Source: Cultural Diversity PowerPoint Template
  • Avoid complex charts or tables. These are often hard to process for screen reading software and audience members with cognitive issues. Thus, make your graphics as simple as possible. Be careful while using SVG format. SVGs are great as they give a lot of flexibility for designing the slides and including graphics in your presentations at a minimum file size, but the format lacks semantics for expressing structures like bar charts, tables, scattered plots, etc. The above makes the content difficult to parse by a screen reader. 

Presentation Delivery

When the big day of the public speech comes, don’t let your accessibility design efforts go to waste by sabotaging the delivery. Remember: accessibility is about creating an inclusive experience, not just objects. Respectively, you’ll need to adjust your delivery too. Here’s how: 

Before starting the presentation, ask if there are any people with special needs in the audience. That’s a simple gesture of courtesy that goes a long way. If you see some raised hands, ask how you could adjust your speech for the person’s comfort. 

Overall, speak slowly and distinctively. Use simpler language when you can, mimicking the terms you are using in the presentation copy.

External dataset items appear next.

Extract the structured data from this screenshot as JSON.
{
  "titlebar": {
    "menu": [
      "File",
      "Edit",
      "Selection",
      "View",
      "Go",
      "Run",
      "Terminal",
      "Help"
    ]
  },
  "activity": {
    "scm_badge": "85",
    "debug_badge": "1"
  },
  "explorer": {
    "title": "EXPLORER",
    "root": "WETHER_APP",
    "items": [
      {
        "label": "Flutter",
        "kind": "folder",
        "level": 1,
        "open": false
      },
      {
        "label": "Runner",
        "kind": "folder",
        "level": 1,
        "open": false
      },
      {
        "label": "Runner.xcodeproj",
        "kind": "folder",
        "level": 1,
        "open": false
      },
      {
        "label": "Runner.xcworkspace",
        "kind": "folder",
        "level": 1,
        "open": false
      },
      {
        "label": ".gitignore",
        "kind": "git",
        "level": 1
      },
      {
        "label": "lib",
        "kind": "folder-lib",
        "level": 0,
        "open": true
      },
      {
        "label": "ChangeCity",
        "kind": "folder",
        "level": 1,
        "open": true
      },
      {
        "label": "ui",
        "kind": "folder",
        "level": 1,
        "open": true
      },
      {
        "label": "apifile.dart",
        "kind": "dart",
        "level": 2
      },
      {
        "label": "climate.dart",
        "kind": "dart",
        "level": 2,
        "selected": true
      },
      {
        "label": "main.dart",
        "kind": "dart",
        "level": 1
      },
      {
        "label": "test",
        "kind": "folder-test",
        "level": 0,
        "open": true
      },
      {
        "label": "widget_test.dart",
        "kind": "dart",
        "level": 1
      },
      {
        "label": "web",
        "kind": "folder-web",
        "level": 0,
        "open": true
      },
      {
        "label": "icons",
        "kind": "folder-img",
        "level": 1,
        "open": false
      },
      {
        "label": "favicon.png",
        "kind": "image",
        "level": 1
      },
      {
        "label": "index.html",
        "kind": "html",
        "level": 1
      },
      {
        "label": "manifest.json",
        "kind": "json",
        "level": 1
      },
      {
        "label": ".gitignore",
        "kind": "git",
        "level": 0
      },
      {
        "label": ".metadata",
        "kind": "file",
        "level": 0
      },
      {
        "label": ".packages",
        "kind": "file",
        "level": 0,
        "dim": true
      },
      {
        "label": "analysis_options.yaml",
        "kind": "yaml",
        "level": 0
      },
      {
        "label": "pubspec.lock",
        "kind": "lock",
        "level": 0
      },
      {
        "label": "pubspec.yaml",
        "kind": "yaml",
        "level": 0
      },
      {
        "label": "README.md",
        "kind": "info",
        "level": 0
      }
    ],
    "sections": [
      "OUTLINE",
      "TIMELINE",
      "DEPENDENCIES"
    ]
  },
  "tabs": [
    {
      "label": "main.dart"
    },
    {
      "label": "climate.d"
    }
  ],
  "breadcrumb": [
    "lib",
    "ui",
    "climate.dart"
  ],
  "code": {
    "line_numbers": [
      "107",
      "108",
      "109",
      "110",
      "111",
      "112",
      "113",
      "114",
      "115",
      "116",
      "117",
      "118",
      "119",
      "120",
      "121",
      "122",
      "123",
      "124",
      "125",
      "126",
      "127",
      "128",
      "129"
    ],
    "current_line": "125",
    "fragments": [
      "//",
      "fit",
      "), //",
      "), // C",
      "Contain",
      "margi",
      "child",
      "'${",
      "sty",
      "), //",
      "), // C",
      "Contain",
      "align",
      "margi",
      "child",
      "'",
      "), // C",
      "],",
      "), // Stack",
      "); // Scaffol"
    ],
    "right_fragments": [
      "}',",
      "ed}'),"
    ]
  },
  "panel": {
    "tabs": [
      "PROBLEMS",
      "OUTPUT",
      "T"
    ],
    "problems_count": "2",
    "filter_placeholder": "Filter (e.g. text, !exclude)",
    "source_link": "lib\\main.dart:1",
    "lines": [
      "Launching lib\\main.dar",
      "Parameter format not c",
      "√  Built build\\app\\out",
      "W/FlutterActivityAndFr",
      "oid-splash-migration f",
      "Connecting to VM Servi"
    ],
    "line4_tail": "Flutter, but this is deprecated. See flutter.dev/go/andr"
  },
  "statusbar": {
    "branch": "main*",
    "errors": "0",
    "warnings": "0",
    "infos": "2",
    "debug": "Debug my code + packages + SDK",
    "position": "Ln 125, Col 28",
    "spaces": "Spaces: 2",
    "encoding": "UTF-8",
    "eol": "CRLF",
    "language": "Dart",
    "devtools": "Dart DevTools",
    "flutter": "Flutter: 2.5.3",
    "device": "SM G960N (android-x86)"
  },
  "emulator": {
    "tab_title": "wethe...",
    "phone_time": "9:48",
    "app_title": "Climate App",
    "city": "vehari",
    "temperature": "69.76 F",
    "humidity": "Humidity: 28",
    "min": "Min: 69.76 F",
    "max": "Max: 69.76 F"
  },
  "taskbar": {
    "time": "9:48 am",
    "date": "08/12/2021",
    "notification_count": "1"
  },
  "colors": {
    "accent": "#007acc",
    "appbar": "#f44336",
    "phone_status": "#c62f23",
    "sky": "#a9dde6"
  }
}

Don’t overload your slides with text and instead use voice to communicate and explain extra concepts. Give enough time for the audience to read the slides. Make timely pauses, allowing people to catch up with reading and processing your main points. 

Keep your language more inclusive overall. Use “they” as your main pronoun when making a generalization, instead of masculine pronoun (e.g., he), or the awkward “she/he” combo. Likewise, use plural noun forms (e.g. people, workers, employees) over terms marked for masculine (e.g. foreman, fireman, etc). 

When you want to introduce a hero to your story, for example, as part of a case study, go for a “gender-neutral” name such as Alex, Dana, Kim to avoid stereotyping either males or females. By all means, avoid blanket, generalistic statements in your presentation such as “Women are better cooks” or “Asians are good in STEM”. This may alienate some audience members. The Linguistic Society has a great set of guidelines for inclusive language. 

Finally, consider making your slides available in other formats. While accessibility in PowerPoint is rather great, converting your slides to another format such as PDF, HTML, mp3 audio, or another type of word processing document is another great step for ensuring that more people can access your content after a live delivery.

To Conclude: Go for an ADA Compliant PowerPoint Template 

Designing accessible presentations requires some effort. Making your presentations accessible means you’re considering all disabilities. If you are not sure that you’ve got all the aspects of PowerPoint ADA compliance right, consider using a premade accessible template. Accessible PowerPoint templates are fully optimized for use by people with visual impairments and other types of special needs. By opting for such a solution, you won’t have to worry about the design intricacies and have more time to hone your delivery!